Nella maggior parte dei casi gli spasmi muscolari possono essere risolti mediante lo svolgimento di un po’ di stretching o sottoponendosi a massaggi. Qualora gli spasmi siano causati da disidratazione, sarà necessario compensare le perdite mediante l’assunzione di acqua e sali minerali, nei casi più gravi anche per via endovenosa. In caso di spasmi prolungati o cagionati da problemi di natura metabolica o neurologica, potranno essere impiegati degli specifici medicinali che siano stati prescritti dal medico curante.

Spasmi muscolari, quando rivolgersi al proprio medico?

Qualora gli spasmi muscolari siano particolarmente intensi, si presentino frequentemente e durino a lungo sarà opportuno rivolgersi al proprio medico di fiducia.

Stitichezza (o stipsi)

Che cos’è la stitichezza (o stipsi)?

Conosciuta anche col nome di stipsi, la stitichezza consiste nel rallentato transito – e quindi conseguente accumulo – delle feci nell’intestino. Più tempo le feci restano accumulate nell’intestino, più questo provvede a riassorbirne l’acqua, rendendole compatte e dure e pertanto più difficili da evacuare.  

Come si manifesta la stitichezza (o stipsi)

La stitichezza si manifesta attraverso la difficoltà a evacuare le feci, che – in base alla gravità della situazione all’interno dell’intestino – può essere più o meno pronunciata. Alle difficoltà di evacuazione possono associarsi altri sintomi e disturbi, quali: prolasso rettale, presenza di ragadi anali, bruciore, dolore o prurito anale, feci dure o nastriformi.  

Quali sono le cause della stitichezza (o stipsi)?

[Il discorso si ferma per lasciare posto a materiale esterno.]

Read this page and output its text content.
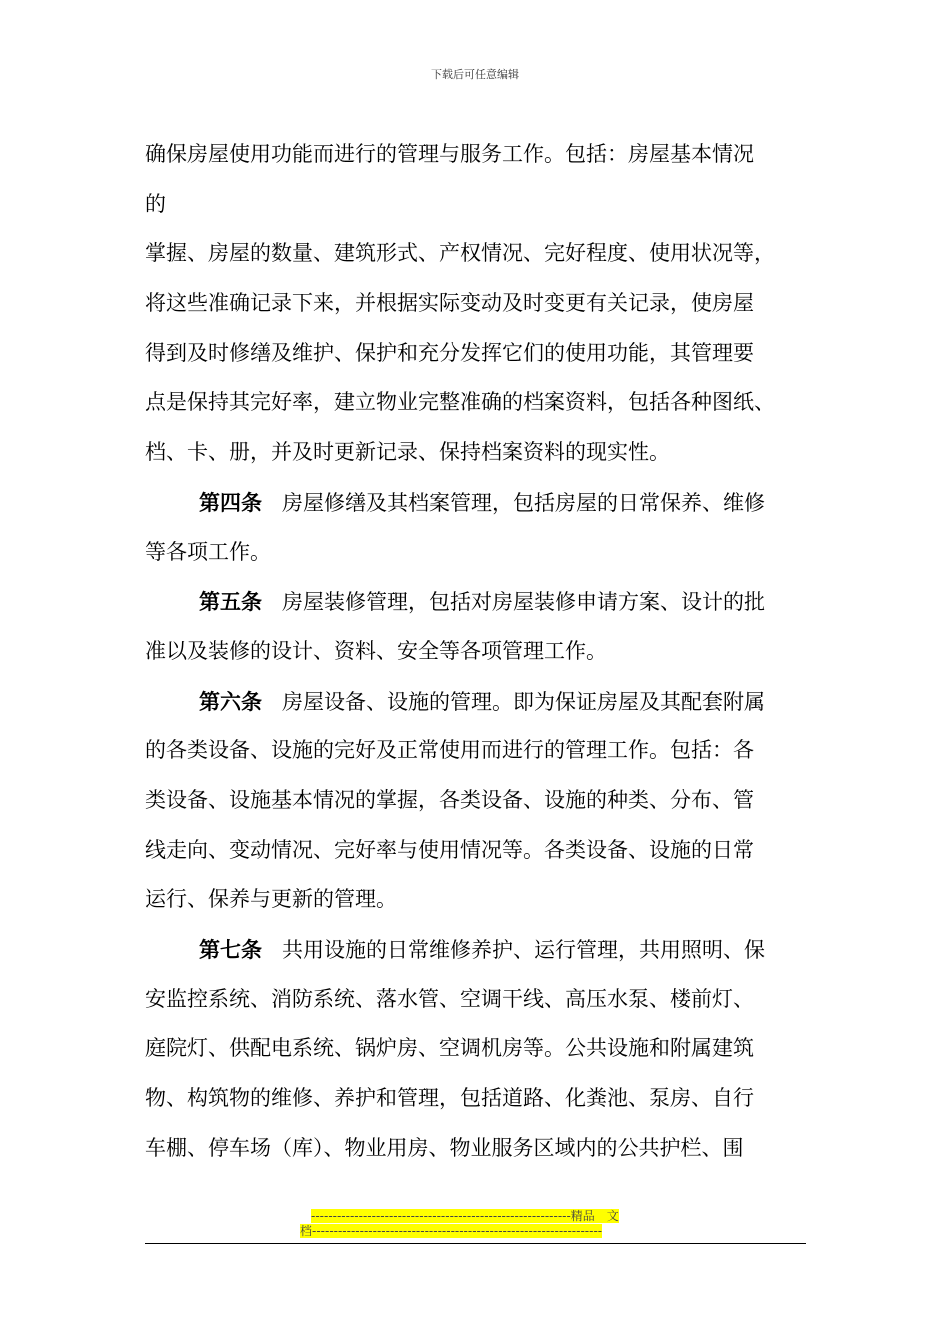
下载后可任意编辑
确保房屋使用功能而进行的管理与服务工作。包括：房屋基本情况
的
掌握、房屋的数量、建筑形式、产权情况、完好程度、使用状况等，
将这些准确记录下来，并根据实际变动及时变更有关记录，使房屋
得到及时修缮及维护、保护和充分发挥它们的使用功能，其管理要
点是保持其完好率，建立物业完整准确的档案资料，包括各种图纸、
档、卡、册，并及时更新记录、保持档案资料的现实性。
第四条 房屋修缮及其档案管理，包括房屋的日常保养、维修
等各项工作。
第五条 房屋装修管理，包括对房屋装修申请方案、设计的批
准以及装修的设计、资料、安全等各项管理工作。
第六条 房屋设备、设施的管理。即为保证房屋及其配套附属
的各类设备、设施的完好及正常使用而进行的管理工作。包括：各
类设备、设施基本情况的掌握，各类设备、设施的种类、分布、管
线走向、变动情况、完好率与使用情况等。各类设备、设施的日常
运行、保养与更新的管理。
第七条 共用设施的日常维修养护、运行管理，共用照明、保
安监控系统、消防系统、落水管、空调干线、高压水泵、楼前灯、
庭院灯、供配电系统、锅炉房、空调机房等。公共设施和附属建筑
物、构筑物的维修、养护和管理，包括道路、化粪池、泵房、自行
车棚、停车场（库）、物业用房、物业服务区域内的公共护栏、围
------------------------------------------------------------精品　文
档-------------------------------------------------------------------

La stitichezza è causata dalla cosiddetta ridotta motilità intestinale, che a sua volta può essere generata da:
  • eccessiva sedentarietà,
  • cattive abitudini alimentari (come ad esempio poco consumo di acqua e fibre)
  • patologie di varia natura.
Per quanto riguarda le patologie che possono provocare la stipsi, tra queste si possono ricomprendere: diverticolite, incontinenza fecale, tumore del colon retto, tumore dell’ano, mal di stomaco, prolasso rettale, ragadi anali.  

Quali sono i rimedi contro la stitichezza (o stipsi)?

Il trattamento contro questo problema muta in base alla causa o alla patologia che ne sta alla base. Spesso sarà sufficiente adottare un approccio terapeutico di natura alimentare,  adottando una dieta ricca di acqua, a base soprattutto di frutta e verdura. Potrà inoltre essere risolutivo mantenere uno stile di vita sano, che preveda lo svolgimento costante di un’attività fisica moderata e che sia quindi in grado di stimolare l’attività dell’intestino.  

Stitichezza (o stipsi), quando rivolgersi al proprio medico?

La stitichezza può richiedere l’intervento del proprio medico qualora non accenni a diminuire nel giro di alcuni giorni e quando sia associata a una patologia – già precedentemente diagnosticata – che deve essere tenuta sotto controllo.  

Area medica di riferimento

In Humanitas Castelli Bergamo l’area medica cui rivolgersi nel caso di stitichezza è l’Unità Operativa di Proctologia.